Jean contacted me on pof. He didn't have a photo up, but sent me a few photos of himself. He was cute, I thought! We messaged back and forth quite a bit before moving over to text messaging each other. He is the same age as me, 6'2", moved to Ottawa about 12 years ago and has an interesting background. Both of his parents are from France, he was born in Australia but grew up in South Africa. So of course his accent was immediately charming :) We seemed to have quite a bit in common.. in fact, we discovered that we both work in the same building! Only three floors apart. He also knew a few of my coworkers, so I confronted one of them to ask for the 411 on this guy. She had nothing but nice things to say about him. That made me feel better. I liked that Jean was very family oriented and desperately wanted kids himself. In fact, he primarily dated single mothers in the past.

We met up on Saturday at a pub for drinks, but it was packed due to the football game. We decided to move to a different pub just down the street. The conversation flowed quite nicely. Somehow we got on the topic of karaoke and he said "oh, we should go!". I didn't think he meant THAT NIGHT, but he did. It was very spontaneous and fun. I liked that he was up for anything. Jean drove me home and gave me a kiss good-night. This guy seems amazing, I thought! Too good to be true?

Apparently! The next day he texted me to say that he had a great time with me, shared lots of laughs, and would like to see me again. One day later, he texted to say that he just didn't feel a spark with me and hoped we could remain friends. WTF?! Dating in general can be super frustrating and make you re-think ever getting excited about a decent prospect. I couldn't let it go. I responded saying that I was a bit surprised, given that just the other day he had said he wanted to see me again. I mean, really, what happened in the span of one day that made him change his mind? Better to have found out sooner rather than later, I suppose.

In any case, I have never been good at dating more than one person at a time, so I will focus on Robert for now.

Hopefully there won't be too many awkward run-ins at work!

Robert

I met Robert through Tinder, an app that typically is known for hooking up. Surprisingly, most of the dudes I've been chatting with on Tinder are looking for something real. Robert even said he's looking for a life partner, so that was refreshing to hear. We instantly had 'text chemistry', I guess you could say...which always worries me when you actually meet up with the person. What if he's good on paper but the chemistry doesn't translate face-to-face?

Robert is one year younger than me and is a media/communications guy who works for a not-for-profit organization. I like that he has many different interests... anything from book club to snowboarding to being a bit of a foodie like me. He has an adorable dog that he rescued. My first impression of him is that he is a sweet, sensitive type of guy. He was in a three year relationship and then an eight year relationship prior to that.

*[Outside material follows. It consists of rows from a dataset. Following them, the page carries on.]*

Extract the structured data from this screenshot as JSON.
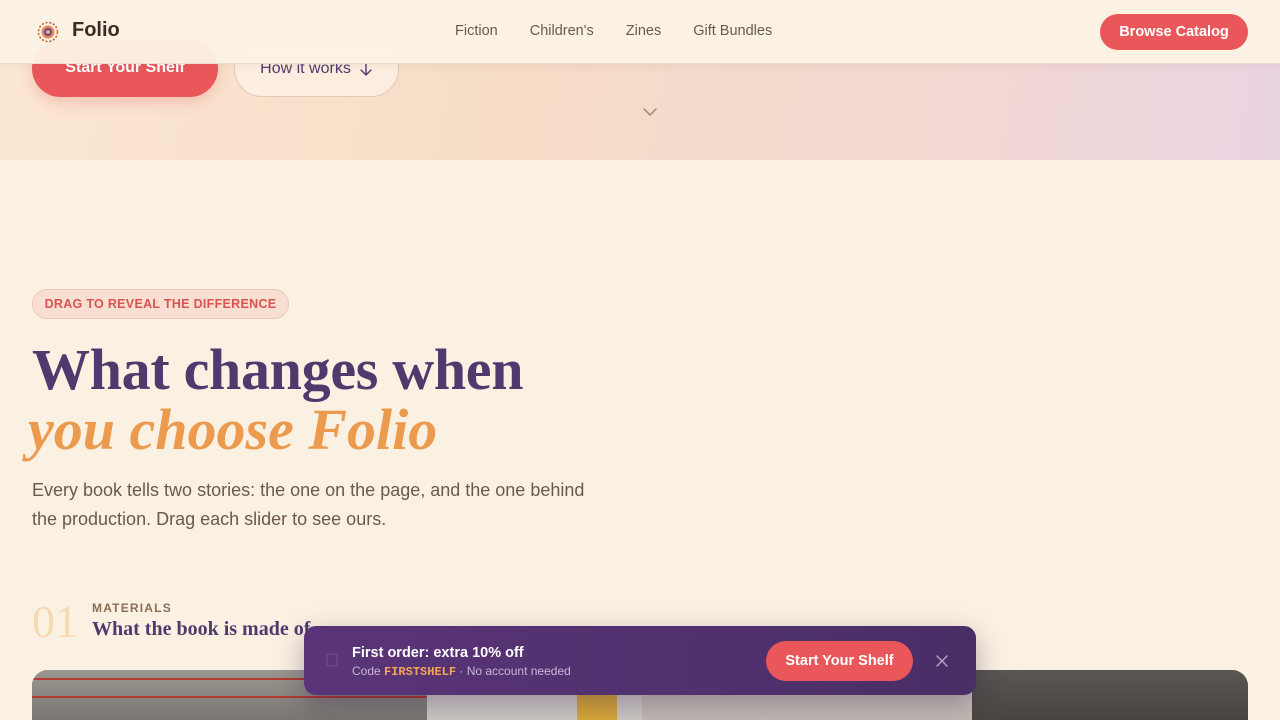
{
  "brand": {
    "name": "Folio",
    "logo_icon": "flower-logo-icon"
  },
  "nav": {
    "links": [
      "Fiction",
      "Children's",
      "Zines",
      "Gift Bundles"
    ],
    "cta_label": "Browse Catalog"
  },
  "hero": {
    "primary_label": "Start Your Shelf",
    "secondary_label": "How it works",
    "secondary_icon": "arrow-down-icon",
    "scroll_icon": "chevron-down-icon"
  },
  "section": {
    "tag": "DRAG TO REVEAL THE DIFFERENCE",
    "heading_line1": "What changes when",
    "heading_line2": "you choose Folio",
    "lead": "Every book tells two stories: the one on the page, and the one behind the production. Drag each slider to see ours."
  },
  "feature": {
    "number": "01",
    "kicker": "MATERIALS",
    "title": "What the book is made of"
  },
  "toast": {
    "title": "First order: extra 10% off",
    "code_prefix": "Code ",
    "code": "FIRSTSHELF",
    "code_suffix": " · No account needed",
    "cta_label": "Start Your Shelf",
    "icon": "book-icon",
    "close_icon": "close-icon"
  },
  "colors": {
    "accent": "#e9575a",
    "purple": "#4f3a6e",
    "orange": "#ec9a4e",
    "background": "#fbf1e2"
  }
}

We met up at a brew pub for drinks and when I arrived, Robert was already there. I immediately felt very comfortable with him, almost like I knew him. He looked much cuter in person than in his photos. I think the more dates I've been going on, the easier and less nervous I feel. We chatted for several hours about our lives, including exes and complicated family history. Things that I'm not sure you would normally talk about so openly on a first date, but it felt ok. After Robert paid for the bill, we walked home together. Turns out, we live in the same neighbourhood!

We have texted back and forth quite a bit during the week. We both had a busy few days and then he was out of town in Montreal on the weekend. The plan is to meet up tonight. I am really looking forward to seeing him again! I definitely felt a connection. Hopefully the feeling is mutual.